Simple prétexte politicien pour, d’une part, tenter de prendre de vitesse le Gouvernement, qui, sur le fond, a engagé avec l’ensemble des forces sociales une concertation sur les réponses à apporter au problème de la répartition - M. le ministre nous l’a rappelé ce matin - et, d’autre part, donner l’écho aux propos tenus par Jacques Chirac lors de son allocution du 14 juillet ou, plus récemment, devant la Fédération internationale des personnes âgées, exhortant le Gouvernement à faire des choix de société concernant les retraites.

Si, aujourd’hui, les trois quarts des salariés s’inquiètent quant à l’avenir de nos régimes de retraite, c’est que tous sont très légitimement et profondément attachés au système de la répartition, système solidaire, juste, instauré en 1945 à la suite de la faillite - je vous le rappelle - mes chers collègues - des systèmes de capitalisation et qui, depuis, a largement fait les preuves de son efficacité et de ses vertus en termes de solidarité.

Même si de profondes inégalités perdurent, le revenu moyen des retraités est à peu près égal à celui des salariés.

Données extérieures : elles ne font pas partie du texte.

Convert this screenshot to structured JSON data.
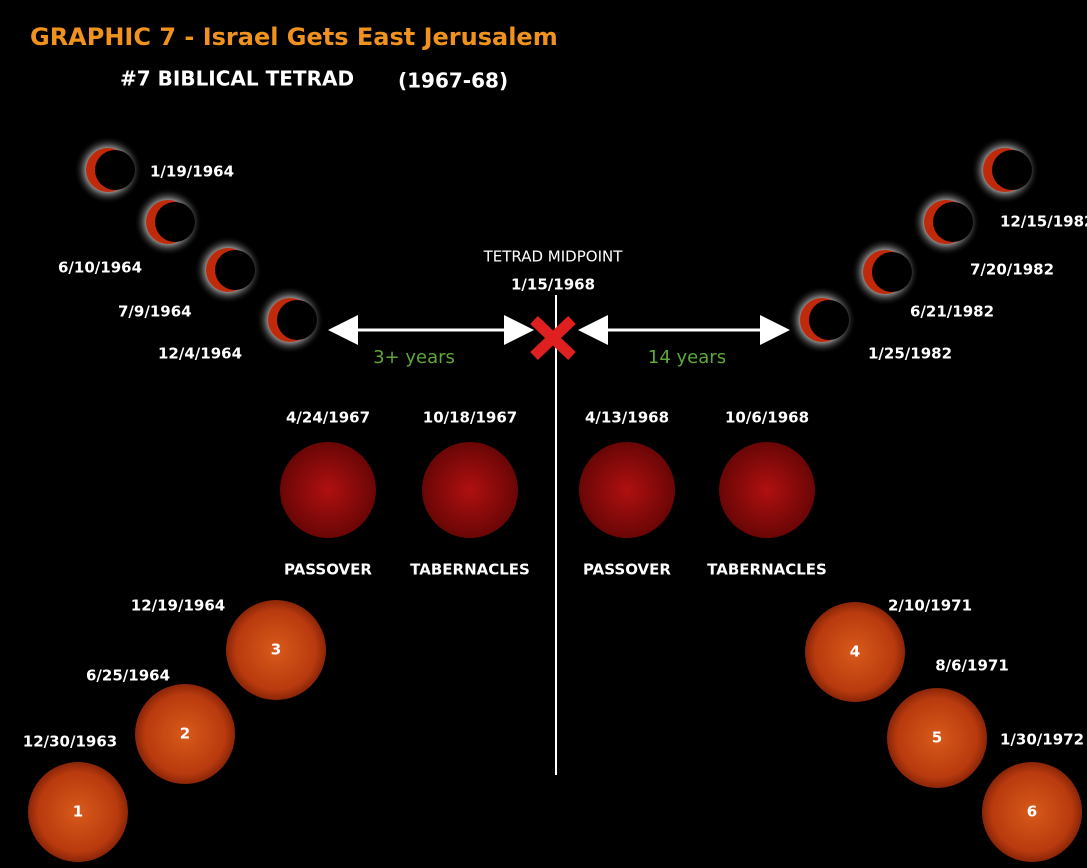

Pour autant, les retraités ne sont pas des nantis ! N’oublions pas qu’à plusieurs reprises ces derniers ont fait les frais de votre politique, messieurs de la droite sénatoriale !

Dois-je rappeler ici la nocivité des décisions prises depuis 1987 : la désindexation du calcul des retraites, l’allongement de 150 à 160 trimestres de la durée de cotisation ouvrant droit à une retraite à taux plein, la référence aux vingt-cinq dernières années et non plus aux dix meilleures comme base de calcul, ou les accords ARRCO-AGIRC ?

Vous avez beau jeu de constater qu’une partie des Français sont tentés de rechercher individuellement des réponses dans les produits financiers !

N’êtes-vous pas responsables de la situation actuelle, des problèmes conjoncturels de financement de la protection sociale ?

Votre logique de réduction du coût du travail, d’amenuisement continu de la contribution des entreprises n’a-t-elle pas fragilisé les comptes sociaux, le régime vieillesse notamment ?

A dessein, vous mettez en exergue le problème de la démographie. S’il est exact qu’en 2015 deux actifs cotiseront pour un retraité, alors qu’en 1930 le rapport était de quatre pour un, et qu’en plus, du fait de l’allongement de la durée de vie, la durée moyenne de la retraite se trouvera accrue par rapport à la période d’activité, vous négligez de présenter les dimensions économiques et sociales du problème.

Pourtant, le niveau et la qualité de l’emploi sont des éléments clés ! Pourquoi occulter le fait que si, la population réellement active se développe à un rythme soutenu, avec la création de plusieurs centaines de milliers d’emplois par an, le " choc démographique " pourra être amorti ? Vous connaissez pourtant aussi bien que moi les prévisions de croissance !

De toute façon, le problème de ce choc démographique se posera que l’on ait fait le choix initial de la répartition ou de la capitalisation. Quoi qu’il en soit, la part du PIB versée aux retraités ira croissante, qu’elle soit prélevée sur les revenus du capital ou les cotisations des salariés, sauf à enfermer ces derniers dans une pauvreté grandissante.

Dès lors, je ne vois pas en quoi l’institution d’un troisième niveau de retraite par capitalisation sauverait l’actuel système de retraite par répartition !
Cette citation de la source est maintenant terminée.